Wakil Bupati Pekalongan Sukirman di Pekalongan, Rabu, mengatakan bahwa selain untuk anak sekolah, MBG dapat diberikan pada ibu hamil, ibu menyusui dan balita guna meningkatkan asupan gizi dan mendukung upaya penanganan stunting.
Hal itu, kata dia, bisa dilakukan dengan melibatkan Posyandu dan PKK dalam pendataan ibu hamil, ibu menyusui, dan balita, agar bisa mendapatkan layanan makan bergizi gratis.
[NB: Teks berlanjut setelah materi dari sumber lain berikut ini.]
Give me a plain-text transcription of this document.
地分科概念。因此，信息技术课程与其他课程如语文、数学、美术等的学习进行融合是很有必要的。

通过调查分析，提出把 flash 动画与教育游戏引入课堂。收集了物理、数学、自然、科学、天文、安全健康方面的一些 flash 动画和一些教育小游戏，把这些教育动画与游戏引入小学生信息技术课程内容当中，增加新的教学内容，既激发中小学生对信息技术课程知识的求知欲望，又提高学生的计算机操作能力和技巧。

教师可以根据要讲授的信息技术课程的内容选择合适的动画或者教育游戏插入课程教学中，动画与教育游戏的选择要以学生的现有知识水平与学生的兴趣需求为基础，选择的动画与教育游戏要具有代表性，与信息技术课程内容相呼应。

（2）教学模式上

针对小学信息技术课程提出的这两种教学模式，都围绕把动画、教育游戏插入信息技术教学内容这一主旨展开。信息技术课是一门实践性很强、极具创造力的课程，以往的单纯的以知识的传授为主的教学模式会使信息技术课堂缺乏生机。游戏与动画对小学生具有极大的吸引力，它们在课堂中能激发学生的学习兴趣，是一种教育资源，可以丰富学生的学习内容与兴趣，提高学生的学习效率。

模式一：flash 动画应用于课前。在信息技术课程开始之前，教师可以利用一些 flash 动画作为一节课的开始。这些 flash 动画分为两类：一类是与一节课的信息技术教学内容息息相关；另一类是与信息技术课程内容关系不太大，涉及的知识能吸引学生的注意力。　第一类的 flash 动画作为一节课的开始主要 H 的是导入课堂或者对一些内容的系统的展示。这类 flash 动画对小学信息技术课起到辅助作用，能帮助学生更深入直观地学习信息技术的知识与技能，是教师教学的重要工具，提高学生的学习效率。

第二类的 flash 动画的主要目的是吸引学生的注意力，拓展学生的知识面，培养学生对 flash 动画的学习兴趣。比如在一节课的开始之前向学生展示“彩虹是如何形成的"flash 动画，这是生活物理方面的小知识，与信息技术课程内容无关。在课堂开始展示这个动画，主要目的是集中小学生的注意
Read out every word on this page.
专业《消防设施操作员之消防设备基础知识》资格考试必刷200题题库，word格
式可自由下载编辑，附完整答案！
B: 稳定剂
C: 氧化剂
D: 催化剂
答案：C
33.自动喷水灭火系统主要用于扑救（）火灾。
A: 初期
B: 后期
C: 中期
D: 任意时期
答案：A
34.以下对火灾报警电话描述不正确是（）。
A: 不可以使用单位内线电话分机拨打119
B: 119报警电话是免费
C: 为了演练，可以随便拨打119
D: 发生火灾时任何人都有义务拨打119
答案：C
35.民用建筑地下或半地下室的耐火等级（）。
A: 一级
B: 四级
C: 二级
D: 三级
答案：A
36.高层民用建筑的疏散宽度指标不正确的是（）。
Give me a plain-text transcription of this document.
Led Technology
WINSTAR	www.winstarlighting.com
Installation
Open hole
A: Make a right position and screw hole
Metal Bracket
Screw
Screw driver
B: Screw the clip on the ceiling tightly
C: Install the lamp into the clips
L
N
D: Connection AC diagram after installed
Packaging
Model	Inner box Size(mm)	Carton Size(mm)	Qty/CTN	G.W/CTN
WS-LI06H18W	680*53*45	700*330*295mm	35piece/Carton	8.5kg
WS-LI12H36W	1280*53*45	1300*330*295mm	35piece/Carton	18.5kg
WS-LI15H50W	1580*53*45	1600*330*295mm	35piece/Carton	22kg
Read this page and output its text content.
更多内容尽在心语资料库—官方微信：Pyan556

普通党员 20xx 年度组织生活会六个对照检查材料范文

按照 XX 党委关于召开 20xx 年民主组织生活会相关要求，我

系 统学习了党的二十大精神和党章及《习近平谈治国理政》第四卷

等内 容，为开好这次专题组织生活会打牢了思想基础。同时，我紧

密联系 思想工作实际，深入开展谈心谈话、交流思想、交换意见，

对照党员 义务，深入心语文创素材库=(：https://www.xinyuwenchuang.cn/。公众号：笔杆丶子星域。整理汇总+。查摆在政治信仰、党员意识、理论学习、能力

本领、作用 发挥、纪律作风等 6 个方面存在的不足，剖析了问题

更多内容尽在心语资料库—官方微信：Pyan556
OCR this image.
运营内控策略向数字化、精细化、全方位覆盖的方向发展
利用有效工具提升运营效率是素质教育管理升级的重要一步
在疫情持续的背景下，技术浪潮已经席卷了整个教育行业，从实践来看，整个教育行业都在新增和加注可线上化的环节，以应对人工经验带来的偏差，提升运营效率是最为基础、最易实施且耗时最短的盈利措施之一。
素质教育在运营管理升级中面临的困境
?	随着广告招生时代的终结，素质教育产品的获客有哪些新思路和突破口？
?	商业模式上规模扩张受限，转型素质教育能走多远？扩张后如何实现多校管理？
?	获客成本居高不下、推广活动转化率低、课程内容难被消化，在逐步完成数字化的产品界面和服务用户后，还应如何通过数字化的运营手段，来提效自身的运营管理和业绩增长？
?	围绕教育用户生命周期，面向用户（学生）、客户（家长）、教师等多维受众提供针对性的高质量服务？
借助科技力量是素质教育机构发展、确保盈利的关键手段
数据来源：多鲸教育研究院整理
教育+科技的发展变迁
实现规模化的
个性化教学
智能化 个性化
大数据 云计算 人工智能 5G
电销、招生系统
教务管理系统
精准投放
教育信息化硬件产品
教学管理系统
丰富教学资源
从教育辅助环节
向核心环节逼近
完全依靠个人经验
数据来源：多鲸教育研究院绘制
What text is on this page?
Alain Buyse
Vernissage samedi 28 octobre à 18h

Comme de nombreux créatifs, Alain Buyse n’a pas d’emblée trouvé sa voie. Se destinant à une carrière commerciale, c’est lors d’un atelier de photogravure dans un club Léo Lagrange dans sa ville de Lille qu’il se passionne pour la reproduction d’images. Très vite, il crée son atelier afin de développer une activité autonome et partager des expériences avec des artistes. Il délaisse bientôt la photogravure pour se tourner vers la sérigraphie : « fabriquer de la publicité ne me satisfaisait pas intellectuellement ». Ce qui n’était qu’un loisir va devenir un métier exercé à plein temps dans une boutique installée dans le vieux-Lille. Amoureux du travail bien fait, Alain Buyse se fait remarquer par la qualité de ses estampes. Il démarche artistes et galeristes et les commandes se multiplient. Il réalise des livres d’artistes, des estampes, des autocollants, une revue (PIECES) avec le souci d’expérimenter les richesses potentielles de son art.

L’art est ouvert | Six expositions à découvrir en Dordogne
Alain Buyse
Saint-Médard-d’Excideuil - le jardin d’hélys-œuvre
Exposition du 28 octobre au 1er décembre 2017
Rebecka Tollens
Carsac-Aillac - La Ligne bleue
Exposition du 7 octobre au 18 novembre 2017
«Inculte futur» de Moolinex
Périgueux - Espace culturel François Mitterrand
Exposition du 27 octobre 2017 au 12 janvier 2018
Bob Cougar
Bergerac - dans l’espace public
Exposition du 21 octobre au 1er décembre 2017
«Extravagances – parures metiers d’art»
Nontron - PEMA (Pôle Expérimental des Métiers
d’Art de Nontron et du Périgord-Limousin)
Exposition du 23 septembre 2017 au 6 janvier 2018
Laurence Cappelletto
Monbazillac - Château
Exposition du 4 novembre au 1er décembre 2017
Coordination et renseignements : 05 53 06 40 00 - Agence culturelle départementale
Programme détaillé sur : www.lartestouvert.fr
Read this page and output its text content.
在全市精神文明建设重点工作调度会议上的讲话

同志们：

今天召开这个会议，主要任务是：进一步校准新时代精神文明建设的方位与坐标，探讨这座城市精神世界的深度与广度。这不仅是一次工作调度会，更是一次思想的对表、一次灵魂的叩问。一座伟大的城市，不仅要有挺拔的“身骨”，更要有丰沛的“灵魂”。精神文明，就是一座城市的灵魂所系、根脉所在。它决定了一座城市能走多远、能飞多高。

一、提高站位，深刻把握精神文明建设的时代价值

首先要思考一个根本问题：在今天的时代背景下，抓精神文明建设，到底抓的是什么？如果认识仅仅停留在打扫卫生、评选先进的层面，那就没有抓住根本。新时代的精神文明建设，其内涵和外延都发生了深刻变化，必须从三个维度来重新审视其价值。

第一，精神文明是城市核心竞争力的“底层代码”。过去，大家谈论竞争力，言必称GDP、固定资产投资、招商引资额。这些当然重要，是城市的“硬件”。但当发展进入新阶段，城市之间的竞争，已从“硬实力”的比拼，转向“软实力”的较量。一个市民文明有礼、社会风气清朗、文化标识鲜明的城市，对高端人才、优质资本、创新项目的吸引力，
"Kunci pencegahan stunting, kata dia, dimulai sejak prakehamilan, masa hamil, hingga kelahiran. Ini menjadi perhatian serius dalam program ini," katanya.
Sementara itu, dia mengatakan pihaknya terus mendorong penguatan Program MBG di wilayah setempat agar berjalan sesuai standar operasional yang telah ditetapkan.
Pihaknya, kata dia, melakukan pengawasan berkala untuk memastikan dapur-dapur MBG di wilayah itu berjalan sesuai petunjuk teknis.
Ia mengatakan pengawasan menjadi krusial karena menyangkut kesehatan, sanitasi, serta higienitas makanan.
Wakil Bupati juga mengatakan, program MBG diharapkan mampu memberikan efek ganda bagi perekonomian masyarakat termasuk pengentasan kemiskinan.
"Harus melibatkan UKM dan UMKM, pedagang kecil. Kami akan melakukan kontrol penuh bagaimana pola rekrutmen terhadap penyediaan bahan baku serta dilarang untuk terjadinya monopoli terhadap penyediaan bahan baku," katanya.